What’s missing from the ecosystem
People have responded to individual agent threats:
- Sandbox tools (Docker sandboxes, bubblewrap, Anthropic’s sandbox-runtime) lock down filesystem and process access
- Egress firewalls (Pipelock) block credential exfiltration over the network
- Prompt injection filters (Lakera, NeMo Guardrails) catch malicious inputs to single agents
- Identity protocols (Visa’s Trusted Agent Protocol) give agents cryptographic identity for commerce
But nobody has built anything to secure the communication between cooperating agents in a dev or self-hosted environment. AutoGen, CrewAI, LangGraph, and similar frameworks have zero security for inter-agent communication. OWASP’s agentic AI guidance acknowledges the risk of prompt injection spreading between agents but doesn’t provide a technical fix for shared-workspace attacks.
Benchmarks confirm the problem is real. InjecAgent (Zhan et al., 2024) showed roughly 50% injection success rates against GPT-4 and Claude in agent scenarios. AgentDojo (Debenedetti et al., 2024) showed injections succeed even when agents use defensive prompting.
What we built
Pipelock now includes integrity monitoring for agent workspaces. It’s the first layer of defense against lateral movement through shared files.
How it works
# Hash all critical files in the workspace
pipelock integrity init ./workspace --exclude "logs/**" --exclude "temp/**"
# Verify nothing changed
pipelock integrity check ./workspace
# Exit 0 = clean, non-zero = something changed
# Re-hash after you approve changes
pipelock integrity update ./workspace
The manifest stores SHA256 hashes for every protected file. When an agent starts up, it checks that config files, skill definitions, and identity files haven’t been changed outside of a normal workflow.

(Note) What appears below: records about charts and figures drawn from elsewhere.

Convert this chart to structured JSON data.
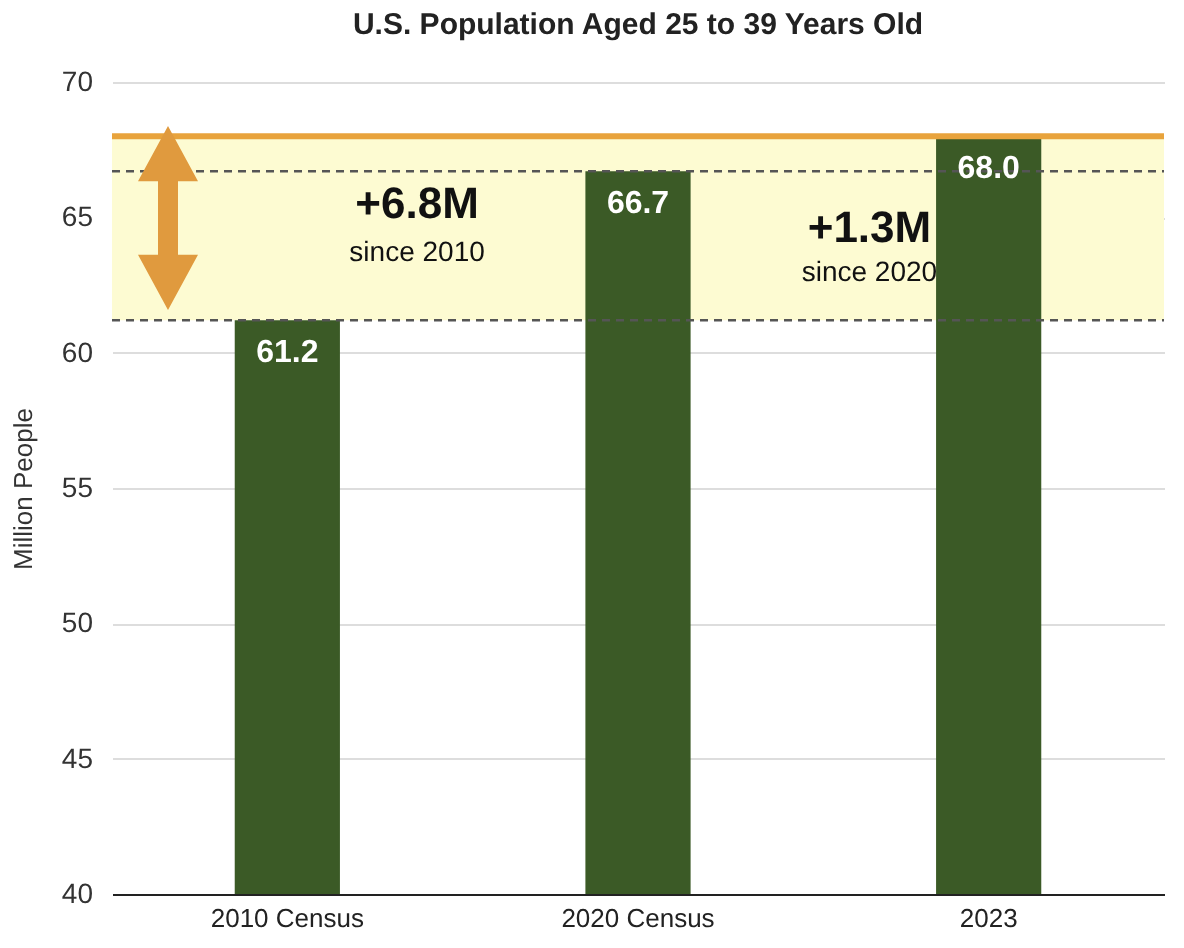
{
  "chart_data": {
    "type": "bar",
    "title": "U.S. Population Aged 25 to 39 Years Old",
    "ylabel": "Million People",
    "categories": [
      "2010 Census",
      "2020 Census",
      "2023"
    ],
    "series": [
      {
        "color": "#3b5a26",
        "values": [
          61.2,
          66.7,
          68.0
        ]
      }
    ],
    "value_labels": [
      "61.2",
      "66.7",
      "68.0"
    ],
    "ylim": [
      40,
      70
    ],
    "yticks": [
      40,
      45,
      50,
      55,
      60,
      65,
      70
    ],
    "grid": "y",
    "bands": [
      {
        "axis": "y",
        "from": 61.2,
        "to": 68.0,
        "color": "#fdfbd2"
      }
    ],
    "ref_lines": [
      {
        "axis": "y",
        "value": 68.0,
        "color": "#e8a33c",
        "line_style": "solid"
      },
      {
        "axis": "y",
        "value": 61.2,
        "color": "#555555",
        "line_style": "dashed"
      },
      {
        "axis": "y",
        "value": 66.7,
        "color": "#555555",
        "line_style": "dashed"
      }
    ],
    "annotations": [
      "+6.8M",
      "since 2010",
      "+1.3M",
      "since 2020"
    ]
  }
}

This doesn’t stop every lateral movement attack. A compromised agent can still write to files that aren’t in the manifest, and we need signing to verify who actually made a change. But it catches the most dangerous thing: someone (or something) quietly editing the files that control how your agents behave.
Now available
- Ed25519 signing — verify which agent or person changed each file (
pipelock keygen|sign|verify|trust) - MCP response scanning — scan MCP tool responses for prompt injection before they reach the agent (
pipelock mcp scan)
Coming next
- Communication policies, so you can define which agents are allowed to modify which files
- Content scanning for shared workspace files (extending MCP scanning to file-based communication)
What you can do right now
If you run more than one agent on shared storage:
- Keep data separate from instructions. Agent notes and memory shouldn’t live next to config files and skill definitions.
- Use read-only mounts where you can. If Agent B only reads Agent A’s config, mount it read-only.
- Know your attack surface. List every way your agents communicate. Every channel is a potential path for lateral movement.
- Check for unexpected changes to behavioral files. Even running diff manually is better than nothing.
Or try Pipelock’s integrity monitoring: github.com/luckyPipewrench/pipelock.
References
- Lee, Y. and Tiwari, A. “Prompt Infection: LLM-to-LLM Prompt Injection within Multi-Agent Systems.” arXiv:2410.07283, October 2024.
- Gu, X. et al. “Agent Smith: A Single Image Can Jailbreak One Million Multimodal LLM Agents Exponentially Fast.” arXiv:2402.08567, February 2024.
- Zhan, Q. et al. “InjecAgent: Benchmarking Indirect Prompt Injections in Tool-Integrated LLM Agents.” arXiv:2403.02691, March 2024.
- Debenedetti, E. et al. “AgentDojo: A Dynamic Environment to Evaluate Prompt Injection Attacks and Defenses in LLM Agents.” arXiv:2406.13352, June 2024.
- Ferrag, M.A. et al. “From Prompt Injections to Protocol Exploits: Threats in LLM-Powered AI Agents Workflows.” arXiv:2506.23260, June 2025.
- OWASP. “Top 10 for Agentic Applications.” genai.owasp.org, December 2025.
- Maloyan, N. and Namiot, D. “Prompt Injection Attacks on Agentic Coding Assistants.” arXiv:2601.17548, January 2026.
- NVIDIA AI Red Team. “Practical Security Guidance for Sandboxing Agentic Workflows and Managing Execution Risk.” developer.nvidia.com, January 30, 2026.
- Visa. “Trusted Agent Protocol: An Ecosystem-Led Framework for AI Commerce.” October 2025.